Officers who stopped Christchurch mosque attacker get award

Two New Zealand law enforcement who managed to arrest someone accused of killing fifty-one people at two mosques earlier this year have been cited with regard to role in preventing more deaths.

Police officers stand guard outside the Al-Noor mosque all over Christchurch in April File: Tracey Nearmy/Reuters

The officers were granted the 2019 New Zealand Police Association Bravery Designation on Wednesday.

During the attack eight months ago, the authorities rammed the suspect’s car or truck. off the road in the city of Christchurch and dragged him using the vehicle.

All of the officers are credited that have saving lives after Brenton Tarrant wrote in his cartello that he planned to anxiety attack a third mosque in the the neighbourhood of Ashburton.

The identity of the representatives has been suppressed by the New Zealand court system ahead of Tarrant’s trial next June. Because of that secrecy, the officers received their awards at a private ceremony with Prime Minister Jacinda Ardern.

In a statement, the officers said they were simply doing their job.

“For us, knowing we played our part in possibly preventing further casualties is really important,” the officers wrote.

“We know our families are truly proud of what we were able to do, and that has helped tremendously in the past months.”

They said they were also proud of the way New Zealanders had united in rejecting the abhorrent views and actions that were behind the mass killings.

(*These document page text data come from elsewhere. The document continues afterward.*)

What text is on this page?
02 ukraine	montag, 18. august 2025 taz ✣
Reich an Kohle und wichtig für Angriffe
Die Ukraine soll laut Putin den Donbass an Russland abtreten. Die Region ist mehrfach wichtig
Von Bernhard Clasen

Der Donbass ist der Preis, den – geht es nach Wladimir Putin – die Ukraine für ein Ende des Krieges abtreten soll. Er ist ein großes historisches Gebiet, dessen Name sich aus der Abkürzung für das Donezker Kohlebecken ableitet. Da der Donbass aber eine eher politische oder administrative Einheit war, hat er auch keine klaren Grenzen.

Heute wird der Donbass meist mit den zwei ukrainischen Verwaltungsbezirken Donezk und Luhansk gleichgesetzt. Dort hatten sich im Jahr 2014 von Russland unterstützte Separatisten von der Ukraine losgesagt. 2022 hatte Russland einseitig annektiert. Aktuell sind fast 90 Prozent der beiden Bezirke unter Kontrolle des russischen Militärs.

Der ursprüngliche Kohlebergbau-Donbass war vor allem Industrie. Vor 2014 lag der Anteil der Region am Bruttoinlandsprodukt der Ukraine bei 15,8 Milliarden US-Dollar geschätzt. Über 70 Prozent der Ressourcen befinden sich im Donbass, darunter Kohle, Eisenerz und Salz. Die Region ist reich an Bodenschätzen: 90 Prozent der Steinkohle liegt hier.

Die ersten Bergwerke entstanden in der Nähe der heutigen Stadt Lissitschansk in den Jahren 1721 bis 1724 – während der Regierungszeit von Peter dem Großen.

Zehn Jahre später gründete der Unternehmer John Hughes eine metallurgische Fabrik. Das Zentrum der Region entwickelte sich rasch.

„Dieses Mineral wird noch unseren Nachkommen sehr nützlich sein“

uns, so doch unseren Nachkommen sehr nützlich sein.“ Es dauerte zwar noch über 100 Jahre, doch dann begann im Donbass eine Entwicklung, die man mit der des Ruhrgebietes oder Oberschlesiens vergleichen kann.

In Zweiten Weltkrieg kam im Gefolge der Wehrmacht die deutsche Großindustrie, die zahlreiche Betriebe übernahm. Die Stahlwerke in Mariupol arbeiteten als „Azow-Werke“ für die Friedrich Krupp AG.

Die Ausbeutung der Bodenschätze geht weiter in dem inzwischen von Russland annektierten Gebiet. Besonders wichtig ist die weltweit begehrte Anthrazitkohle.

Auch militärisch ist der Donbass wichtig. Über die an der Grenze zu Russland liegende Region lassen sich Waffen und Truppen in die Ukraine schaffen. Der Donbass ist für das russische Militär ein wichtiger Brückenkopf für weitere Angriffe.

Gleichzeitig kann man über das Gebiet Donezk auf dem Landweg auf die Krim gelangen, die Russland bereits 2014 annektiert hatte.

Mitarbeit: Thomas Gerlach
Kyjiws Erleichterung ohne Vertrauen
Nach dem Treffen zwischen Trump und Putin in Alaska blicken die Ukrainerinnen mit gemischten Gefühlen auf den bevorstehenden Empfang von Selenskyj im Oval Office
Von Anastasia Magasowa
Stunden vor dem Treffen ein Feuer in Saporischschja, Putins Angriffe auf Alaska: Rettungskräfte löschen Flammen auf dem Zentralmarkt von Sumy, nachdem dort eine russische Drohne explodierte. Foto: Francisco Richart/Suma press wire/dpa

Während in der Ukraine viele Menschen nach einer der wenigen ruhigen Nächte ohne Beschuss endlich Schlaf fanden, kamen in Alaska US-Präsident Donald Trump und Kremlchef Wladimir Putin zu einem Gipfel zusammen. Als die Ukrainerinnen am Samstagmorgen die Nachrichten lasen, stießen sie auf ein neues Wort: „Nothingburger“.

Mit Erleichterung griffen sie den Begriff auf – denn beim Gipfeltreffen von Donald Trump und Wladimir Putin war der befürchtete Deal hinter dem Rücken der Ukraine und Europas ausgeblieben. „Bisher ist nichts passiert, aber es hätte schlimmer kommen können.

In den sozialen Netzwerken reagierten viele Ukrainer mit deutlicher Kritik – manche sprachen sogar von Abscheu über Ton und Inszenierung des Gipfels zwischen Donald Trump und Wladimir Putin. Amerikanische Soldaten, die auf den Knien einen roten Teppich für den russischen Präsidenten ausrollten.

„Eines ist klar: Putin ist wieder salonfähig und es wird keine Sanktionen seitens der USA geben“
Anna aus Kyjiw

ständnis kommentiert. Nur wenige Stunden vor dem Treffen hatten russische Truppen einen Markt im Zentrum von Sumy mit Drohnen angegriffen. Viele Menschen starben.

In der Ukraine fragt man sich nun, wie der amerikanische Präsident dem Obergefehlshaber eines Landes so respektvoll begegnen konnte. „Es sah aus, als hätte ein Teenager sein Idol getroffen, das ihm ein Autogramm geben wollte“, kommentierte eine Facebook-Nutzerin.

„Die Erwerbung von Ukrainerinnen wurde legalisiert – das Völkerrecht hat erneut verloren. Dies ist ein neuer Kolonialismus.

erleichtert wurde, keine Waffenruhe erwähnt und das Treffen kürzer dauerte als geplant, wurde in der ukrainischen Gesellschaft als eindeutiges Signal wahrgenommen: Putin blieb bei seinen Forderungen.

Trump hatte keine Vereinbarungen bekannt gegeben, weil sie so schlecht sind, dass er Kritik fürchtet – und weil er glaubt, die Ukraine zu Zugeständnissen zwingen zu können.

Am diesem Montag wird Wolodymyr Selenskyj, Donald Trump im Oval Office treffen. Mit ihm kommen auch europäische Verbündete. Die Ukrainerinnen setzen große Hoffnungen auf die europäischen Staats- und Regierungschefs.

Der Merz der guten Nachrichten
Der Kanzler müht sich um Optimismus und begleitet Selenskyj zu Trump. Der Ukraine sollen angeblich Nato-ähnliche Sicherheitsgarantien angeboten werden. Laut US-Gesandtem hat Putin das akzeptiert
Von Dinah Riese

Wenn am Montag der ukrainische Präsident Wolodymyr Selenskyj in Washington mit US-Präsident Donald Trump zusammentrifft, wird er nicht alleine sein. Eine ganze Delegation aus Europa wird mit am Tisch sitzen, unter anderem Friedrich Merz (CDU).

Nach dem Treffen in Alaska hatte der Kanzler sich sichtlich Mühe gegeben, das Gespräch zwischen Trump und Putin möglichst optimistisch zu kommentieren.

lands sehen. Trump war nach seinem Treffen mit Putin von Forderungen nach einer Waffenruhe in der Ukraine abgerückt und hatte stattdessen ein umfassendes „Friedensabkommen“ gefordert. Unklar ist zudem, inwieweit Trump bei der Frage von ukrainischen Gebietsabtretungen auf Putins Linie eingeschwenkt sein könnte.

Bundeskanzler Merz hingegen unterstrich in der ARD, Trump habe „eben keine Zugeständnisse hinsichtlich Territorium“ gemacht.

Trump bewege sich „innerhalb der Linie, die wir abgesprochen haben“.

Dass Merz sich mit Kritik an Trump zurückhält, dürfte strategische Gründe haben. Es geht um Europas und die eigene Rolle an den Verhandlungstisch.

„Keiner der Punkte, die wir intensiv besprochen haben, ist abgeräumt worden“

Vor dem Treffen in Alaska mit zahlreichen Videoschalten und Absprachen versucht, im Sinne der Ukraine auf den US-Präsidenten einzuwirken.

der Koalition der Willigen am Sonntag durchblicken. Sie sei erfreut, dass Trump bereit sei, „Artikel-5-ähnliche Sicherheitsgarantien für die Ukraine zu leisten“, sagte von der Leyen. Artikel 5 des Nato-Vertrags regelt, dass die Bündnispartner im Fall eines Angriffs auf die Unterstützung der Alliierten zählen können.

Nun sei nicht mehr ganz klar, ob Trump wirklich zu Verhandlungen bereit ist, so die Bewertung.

Police Association President Chris Cahill said police were “incredibly proud” of the way the officers had acted.

“All officers wonder how they would respond when faced with a split-second decision to risk their lives,” Cahill said in a statement.

“These two officers have answered that question by responding with outstanding bravery which protected many others from further harm.”

They said they had known each other for many years, including playing rugby games together, and had complete trust in each other’s abilities.

In August, the New Zealand government also awarded medals to those who died while saving others during the attack.

Mian Naeem Rashid was posthumously awarded because of bravery, after being slain charging the attacker within it Al Noor mosque.

Tarrant, a complete 28-year-old Australian white supremacist, faces 51 charges at murder, 40 charges pertaining to attempted murder and one payment of terrorism.